Tak ada sepatah kata terlebih bait melodi yang mampu mereka dengar, tapi ada indra lain yang Allah lebihkan pada mereka. Mata, serta mata hati mereka amatlah tajam. Aku yang pada awalnya merasakan bahwa tidaklah mudah berkomunikasi dengan mereka, perlahan mulai memahami bahwa ada hati yang harus kugunakan ketika berinteraksi dengan mereka. Ada hati yang harus dilibatkan untuk memahami satu sama lain. Ada hati yang mampu merasakan lebih dari segalanya tentang ketulusan. Ya, aku belajar banyak dari mereka, anak - anak tuna wicara - tuna rungu.

isyarat SIBI





Benar bahwa "keterbatasan cukup untuk disadari, tapi tidak untuk membatasi mimpi - mimpi kita"

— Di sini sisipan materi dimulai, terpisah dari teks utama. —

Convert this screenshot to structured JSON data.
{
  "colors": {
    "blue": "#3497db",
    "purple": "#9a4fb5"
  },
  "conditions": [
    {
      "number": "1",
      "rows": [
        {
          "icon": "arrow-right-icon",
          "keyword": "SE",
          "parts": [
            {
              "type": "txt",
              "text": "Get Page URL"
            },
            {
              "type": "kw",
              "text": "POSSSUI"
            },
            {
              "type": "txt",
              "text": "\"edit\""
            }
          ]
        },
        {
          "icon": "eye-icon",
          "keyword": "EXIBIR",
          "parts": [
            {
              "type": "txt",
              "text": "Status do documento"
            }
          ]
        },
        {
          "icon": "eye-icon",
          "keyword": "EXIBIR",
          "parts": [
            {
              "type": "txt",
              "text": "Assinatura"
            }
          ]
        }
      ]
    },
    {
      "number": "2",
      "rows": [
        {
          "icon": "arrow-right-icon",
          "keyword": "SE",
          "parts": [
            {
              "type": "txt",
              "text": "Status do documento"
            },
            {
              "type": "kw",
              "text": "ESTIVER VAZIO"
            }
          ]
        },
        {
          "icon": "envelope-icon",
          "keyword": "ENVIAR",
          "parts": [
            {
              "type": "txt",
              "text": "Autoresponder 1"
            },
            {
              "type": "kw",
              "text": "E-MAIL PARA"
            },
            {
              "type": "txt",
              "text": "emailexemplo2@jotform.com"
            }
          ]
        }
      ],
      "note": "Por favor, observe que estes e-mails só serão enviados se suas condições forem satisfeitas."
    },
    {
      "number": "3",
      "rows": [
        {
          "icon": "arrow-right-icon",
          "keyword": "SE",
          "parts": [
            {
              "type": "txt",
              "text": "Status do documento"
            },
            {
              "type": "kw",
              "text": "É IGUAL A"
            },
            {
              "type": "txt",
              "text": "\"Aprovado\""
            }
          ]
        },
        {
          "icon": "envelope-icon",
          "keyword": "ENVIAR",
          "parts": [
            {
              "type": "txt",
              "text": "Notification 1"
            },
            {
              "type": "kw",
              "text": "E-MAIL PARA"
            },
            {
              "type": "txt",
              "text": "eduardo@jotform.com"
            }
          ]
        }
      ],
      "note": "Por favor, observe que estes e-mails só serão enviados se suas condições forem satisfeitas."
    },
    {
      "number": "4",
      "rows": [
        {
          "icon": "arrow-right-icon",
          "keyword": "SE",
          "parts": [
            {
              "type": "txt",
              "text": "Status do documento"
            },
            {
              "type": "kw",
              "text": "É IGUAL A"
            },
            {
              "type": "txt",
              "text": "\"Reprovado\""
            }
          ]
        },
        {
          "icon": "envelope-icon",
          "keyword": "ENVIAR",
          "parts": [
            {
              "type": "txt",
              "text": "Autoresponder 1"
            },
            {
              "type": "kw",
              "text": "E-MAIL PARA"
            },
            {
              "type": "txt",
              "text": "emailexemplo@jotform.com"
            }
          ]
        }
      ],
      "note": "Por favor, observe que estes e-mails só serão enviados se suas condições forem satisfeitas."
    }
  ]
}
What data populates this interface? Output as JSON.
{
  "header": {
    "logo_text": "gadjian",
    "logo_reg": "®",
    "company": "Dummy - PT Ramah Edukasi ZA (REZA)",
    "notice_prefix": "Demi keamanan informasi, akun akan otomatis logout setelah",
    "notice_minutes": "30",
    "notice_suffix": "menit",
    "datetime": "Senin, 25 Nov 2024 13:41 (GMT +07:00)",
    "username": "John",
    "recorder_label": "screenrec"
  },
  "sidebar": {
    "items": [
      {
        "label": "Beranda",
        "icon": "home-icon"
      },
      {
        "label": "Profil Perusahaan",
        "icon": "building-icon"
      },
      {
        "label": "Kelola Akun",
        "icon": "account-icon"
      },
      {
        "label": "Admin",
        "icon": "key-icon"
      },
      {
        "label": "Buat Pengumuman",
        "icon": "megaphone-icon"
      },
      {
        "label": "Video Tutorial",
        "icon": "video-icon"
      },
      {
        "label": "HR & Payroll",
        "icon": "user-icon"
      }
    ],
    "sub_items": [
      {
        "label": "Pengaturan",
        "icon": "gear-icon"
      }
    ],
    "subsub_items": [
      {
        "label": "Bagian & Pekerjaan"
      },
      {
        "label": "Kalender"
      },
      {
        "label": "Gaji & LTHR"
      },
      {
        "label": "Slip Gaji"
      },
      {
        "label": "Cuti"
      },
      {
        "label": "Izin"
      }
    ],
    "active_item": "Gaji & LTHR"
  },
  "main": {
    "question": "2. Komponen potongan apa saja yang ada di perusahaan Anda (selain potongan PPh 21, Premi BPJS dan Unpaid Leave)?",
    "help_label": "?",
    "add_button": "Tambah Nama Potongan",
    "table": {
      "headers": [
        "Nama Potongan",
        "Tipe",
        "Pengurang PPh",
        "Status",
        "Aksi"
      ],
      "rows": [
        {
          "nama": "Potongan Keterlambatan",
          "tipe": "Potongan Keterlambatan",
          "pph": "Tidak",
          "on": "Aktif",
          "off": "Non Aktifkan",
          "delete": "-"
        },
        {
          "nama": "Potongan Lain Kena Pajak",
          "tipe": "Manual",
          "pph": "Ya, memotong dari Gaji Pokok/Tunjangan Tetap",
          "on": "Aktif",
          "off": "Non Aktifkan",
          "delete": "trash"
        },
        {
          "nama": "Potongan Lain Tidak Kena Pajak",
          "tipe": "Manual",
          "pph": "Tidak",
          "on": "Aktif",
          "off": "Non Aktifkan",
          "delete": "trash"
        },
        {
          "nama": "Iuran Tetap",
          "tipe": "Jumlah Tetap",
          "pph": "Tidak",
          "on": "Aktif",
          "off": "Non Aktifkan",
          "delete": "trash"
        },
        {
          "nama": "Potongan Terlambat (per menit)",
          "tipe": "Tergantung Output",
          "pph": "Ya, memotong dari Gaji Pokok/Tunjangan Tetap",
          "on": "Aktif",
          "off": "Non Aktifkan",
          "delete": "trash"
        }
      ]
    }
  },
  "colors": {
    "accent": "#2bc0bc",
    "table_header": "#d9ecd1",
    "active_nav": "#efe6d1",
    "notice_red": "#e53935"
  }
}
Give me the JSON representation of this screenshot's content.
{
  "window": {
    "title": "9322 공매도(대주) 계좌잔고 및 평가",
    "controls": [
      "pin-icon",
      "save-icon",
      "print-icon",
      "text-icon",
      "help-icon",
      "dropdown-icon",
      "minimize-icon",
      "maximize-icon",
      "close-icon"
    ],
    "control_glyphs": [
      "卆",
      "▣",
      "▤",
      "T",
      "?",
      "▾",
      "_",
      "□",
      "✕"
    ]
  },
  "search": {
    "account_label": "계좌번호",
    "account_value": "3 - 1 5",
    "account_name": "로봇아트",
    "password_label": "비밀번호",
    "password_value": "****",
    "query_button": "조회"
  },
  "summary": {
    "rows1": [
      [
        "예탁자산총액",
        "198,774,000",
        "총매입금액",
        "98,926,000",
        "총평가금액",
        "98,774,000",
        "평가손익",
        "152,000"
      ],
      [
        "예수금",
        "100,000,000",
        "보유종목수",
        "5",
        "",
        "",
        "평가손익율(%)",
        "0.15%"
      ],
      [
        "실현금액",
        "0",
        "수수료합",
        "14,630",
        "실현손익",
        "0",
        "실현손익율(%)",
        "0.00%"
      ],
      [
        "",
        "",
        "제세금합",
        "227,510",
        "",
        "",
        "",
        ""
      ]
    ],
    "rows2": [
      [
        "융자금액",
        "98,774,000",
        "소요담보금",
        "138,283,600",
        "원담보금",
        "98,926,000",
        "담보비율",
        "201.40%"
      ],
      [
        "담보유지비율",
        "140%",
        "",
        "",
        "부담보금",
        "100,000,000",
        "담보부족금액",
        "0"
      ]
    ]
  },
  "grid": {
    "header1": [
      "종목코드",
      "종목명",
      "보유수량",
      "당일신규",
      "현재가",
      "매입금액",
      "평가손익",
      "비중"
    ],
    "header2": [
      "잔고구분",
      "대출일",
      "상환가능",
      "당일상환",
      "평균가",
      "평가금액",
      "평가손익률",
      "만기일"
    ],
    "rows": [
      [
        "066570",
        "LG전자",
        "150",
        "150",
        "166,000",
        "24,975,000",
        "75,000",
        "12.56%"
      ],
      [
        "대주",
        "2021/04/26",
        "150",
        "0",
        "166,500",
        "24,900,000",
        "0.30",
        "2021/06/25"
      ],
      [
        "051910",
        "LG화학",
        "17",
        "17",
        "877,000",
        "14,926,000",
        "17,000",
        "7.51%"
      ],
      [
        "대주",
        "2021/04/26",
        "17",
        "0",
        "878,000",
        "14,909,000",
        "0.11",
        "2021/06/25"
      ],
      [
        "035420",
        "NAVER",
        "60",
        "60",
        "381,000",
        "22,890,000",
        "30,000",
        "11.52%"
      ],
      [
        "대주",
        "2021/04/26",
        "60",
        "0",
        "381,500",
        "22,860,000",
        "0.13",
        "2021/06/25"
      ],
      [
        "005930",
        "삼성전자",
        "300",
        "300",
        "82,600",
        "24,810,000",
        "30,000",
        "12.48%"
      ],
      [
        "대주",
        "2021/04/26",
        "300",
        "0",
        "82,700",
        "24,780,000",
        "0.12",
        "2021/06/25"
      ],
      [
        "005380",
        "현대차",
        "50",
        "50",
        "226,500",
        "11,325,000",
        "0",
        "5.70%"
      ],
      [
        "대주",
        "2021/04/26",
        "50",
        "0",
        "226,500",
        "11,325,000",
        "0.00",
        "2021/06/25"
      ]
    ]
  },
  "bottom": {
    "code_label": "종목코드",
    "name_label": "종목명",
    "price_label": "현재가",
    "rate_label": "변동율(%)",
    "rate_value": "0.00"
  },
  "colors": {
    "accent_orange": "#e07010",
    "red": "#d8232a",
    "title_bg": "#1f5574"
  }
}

Cukup dik, cukupkan kesedihanmu. Yakinlah, bahwa Allah beri ujian ini sesuai dengan kemampuan kita. Kalian orang yang hebat! Biarkan orang lain mengetahui kekurangan kita, biarkan saja dik. Kakak yakin meskipun tak ada bantahan yang mampu kalian buat, tak ada olokan yang mampu kalian balas, tapi ada karya besar yang sungguh mampu kalian ciptakan, dengan kesungguhan!

Terima kasih dik, pelajaran berharga telah kalian berikan kepada kami semua. Kami semua yang mungkin tidak lebih baik dari kalian, tapi kita sama - sama bertekad untuk menjadi insan yang bermanfaat bagi sesama..InsyaAllah. :)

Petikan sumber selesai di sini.